The hang on insmod of ipmi_si happens when a Dell DRAC4 card is present in the
system. Dell Engineering is investigating this. It appears to be coming from
the wait_event() call in ipmi_si.c:ipmi_register_smi().
/* Wait for the channel info to be read. */
which never gets the completion.
The 2.4.x kernel openipmi driver v35, and 2.6.x kernel driver v33 fail
similarly. I haven't yet been able to try with the 2.6.12-rc4-mm2 + patches
as posted to LKML, but suspect similar behavior would occur.
The hang occurs two ways:
I should clarify this in the bug
1) sometimes rebooting the machine, and then trying to load the ipmi_si driver
will just hang with insmod
2) sometimes if the driver is successfully loaded, it will work for a period of
time, with the DRAC4 card visible, but after a period of time, rmmod will hang
and openipmi will hang trying to communicate to the BMC
its not always going to hang, when loading the driver with insmod
s/openipmi/ipmitool userland tools.
In my lab, tests with PE2800 RHEL3 U5 kernel and RHEL4 U1 beta kernel, with
and without DRAC4/i (small add-in daughtercard) succeed to insmod no problems.

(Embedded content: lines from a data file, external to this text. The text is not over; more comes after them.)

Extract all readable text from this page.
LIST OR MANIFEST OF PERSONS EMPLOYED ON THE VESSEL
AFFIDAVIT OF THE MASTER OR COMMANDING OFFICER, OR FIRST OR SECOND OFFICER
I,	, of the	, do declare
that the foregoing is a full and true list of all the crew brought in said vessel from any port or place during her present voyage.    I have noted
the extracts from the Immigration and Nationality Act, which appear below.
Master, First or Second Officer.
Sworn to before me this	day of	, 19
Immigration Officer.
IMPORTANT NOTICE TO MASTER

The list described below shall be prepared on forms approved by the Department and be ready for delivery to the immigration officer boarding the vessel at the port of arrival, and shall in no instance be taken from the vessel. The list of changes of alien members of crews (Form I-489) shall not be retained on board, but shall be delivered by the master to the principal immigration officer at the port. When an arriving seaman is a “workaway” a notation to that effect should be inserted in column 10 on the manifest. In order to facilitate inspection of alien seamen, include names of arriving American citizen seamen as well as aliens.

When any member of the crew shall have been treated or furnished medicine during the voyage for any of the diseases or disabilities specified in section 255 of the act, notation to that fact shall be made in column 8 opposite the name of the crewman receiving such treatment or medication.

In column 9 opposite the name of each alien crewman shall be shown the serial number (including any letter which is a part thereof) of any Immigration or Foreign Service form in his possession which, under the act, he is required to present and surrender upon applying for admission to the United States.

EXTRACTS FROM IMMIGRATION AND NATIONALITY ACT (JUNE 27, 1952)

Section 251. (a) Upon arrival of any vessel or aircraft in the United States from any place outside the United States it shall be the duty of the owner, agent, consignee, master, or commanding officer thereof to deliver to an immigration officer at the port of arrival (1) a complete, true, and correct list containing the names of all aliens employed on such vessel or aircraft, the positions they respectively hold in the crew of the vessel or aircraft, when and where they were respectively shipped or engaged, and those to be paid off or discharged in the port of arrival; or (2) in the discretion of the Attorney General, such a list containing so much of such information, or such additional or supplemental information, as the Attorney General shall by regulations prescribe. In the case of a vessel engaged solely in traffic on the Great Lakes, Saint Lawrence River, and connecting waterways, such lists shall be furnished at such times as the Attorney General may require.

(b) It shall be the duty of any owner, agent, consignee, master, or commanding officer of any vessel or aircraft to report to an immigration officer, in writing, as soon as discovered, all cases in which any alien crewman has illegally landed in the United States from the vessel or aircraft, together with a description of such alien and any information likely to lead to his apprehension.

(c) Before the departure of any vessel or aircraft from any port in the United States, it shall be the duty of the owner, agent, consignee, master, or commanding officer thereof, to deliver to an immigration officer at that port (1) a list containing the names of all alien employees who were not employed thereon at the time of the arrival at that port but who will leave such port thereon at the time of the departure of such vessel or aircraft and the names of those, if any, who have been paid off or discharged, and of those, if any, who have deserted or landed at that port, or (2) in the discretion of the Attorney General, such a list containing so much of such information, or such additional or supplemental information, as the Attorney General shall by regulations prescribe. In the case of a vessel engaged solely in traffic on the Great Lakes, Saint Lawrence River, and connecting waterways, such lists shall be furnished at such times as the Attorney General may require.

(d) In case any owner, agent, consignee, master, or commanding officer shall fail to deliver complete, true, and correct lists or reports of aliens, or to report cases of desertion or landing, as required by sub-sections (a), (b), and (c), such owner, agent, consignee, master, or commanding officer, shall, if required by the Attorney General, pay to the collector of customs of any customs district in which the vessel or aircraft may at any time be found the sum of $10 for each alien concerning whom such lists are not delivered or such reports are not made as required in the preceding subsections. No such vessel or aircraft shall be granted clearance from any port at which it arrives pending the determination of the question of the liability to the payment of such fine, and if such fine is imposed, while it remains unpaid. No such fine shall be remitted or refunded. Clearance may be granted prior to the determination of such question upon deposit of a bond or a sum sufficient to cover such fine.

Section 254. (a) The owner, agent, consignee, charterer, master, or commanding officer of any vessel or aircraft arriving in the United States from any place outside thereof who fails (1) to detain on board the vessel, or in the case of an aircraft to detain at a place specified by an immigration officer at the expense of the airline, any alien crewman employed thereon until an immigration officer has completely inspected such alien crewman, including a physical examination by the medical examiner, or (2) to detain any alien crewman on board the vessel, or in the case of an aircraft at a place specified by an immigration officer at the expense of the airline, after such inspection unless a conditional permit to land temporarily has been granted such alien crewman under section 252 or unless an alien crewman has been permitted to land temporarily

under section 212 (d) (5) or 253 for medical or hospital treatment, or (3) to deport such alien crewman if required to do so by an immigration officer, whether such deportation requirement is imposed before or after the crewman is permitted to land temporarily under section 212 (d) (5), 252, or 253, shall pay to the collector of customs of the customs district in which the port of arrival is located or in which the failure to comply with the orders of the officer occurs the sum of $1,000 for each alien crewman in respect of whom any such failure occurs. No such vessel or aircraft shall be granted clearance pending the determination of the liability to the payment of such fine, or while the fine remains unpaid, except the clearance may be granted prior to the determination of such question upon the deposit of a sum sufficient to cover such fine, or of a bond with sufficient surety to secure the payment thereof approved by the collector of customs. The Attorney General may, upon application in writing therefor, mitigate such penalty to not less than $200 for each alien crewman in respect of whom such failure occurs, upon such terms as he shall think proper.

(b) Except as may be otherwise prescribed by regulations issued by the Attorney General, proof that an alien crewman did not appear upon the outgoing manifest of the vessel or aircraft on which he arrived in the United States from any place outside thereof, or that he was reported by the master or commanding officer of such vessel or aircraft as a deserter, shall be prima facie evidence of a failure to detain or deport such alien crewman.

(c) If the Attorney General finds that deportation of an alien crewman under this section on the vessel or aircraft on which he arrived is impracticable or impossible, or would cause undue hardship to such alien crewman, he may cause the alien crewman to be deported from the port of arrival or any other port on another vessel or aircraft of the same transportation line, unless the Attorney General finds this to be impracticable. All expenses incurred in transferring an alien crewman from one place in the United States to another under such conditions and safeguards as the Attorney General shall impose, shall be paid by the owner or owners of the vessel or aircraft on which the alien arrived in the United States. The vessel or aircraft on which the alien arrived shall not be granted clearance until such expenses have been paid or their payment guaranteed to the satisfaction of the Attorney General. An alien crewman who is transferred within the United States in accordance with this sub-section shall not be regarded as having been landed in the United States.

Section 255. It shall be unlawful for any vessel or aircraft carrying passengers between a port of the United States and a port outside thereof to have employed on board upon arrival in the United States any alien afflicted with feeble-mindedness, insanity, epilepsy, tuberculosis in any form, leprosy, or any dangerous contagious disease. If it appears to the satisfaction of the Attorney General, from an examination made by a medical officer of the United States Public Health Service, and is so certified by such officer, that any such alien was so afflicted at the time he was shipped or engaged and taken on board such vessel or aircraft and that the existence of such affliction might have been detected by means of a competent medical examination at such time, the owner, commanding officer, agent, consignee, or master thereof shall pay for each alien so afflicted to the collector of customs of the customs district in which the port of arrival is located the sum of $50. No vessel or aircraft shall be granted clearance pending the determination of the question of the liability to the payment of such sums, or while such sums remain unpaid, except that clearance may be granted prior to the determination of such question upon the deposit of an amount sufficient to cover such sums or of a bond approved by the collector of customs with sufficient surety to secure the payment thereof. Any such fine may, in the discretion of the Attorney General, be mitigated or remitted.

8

I'll test with PE1850 next.
I believe this to be a bug in the BMC firmware, which has been corrected in an
internal build, and will be released to users in August. Individual customers
needing the fixed firmware before general release must call Dell tech support,
and ask the technician to "escalate to Engineering" to obtain the BMC firmware
which addresses the stuck attention bit problem. Customers will be required
to sign a Dell beta-code NDA and must have support from Dell.
As this is not a Red Hat kernel bug, I am going to close this issue.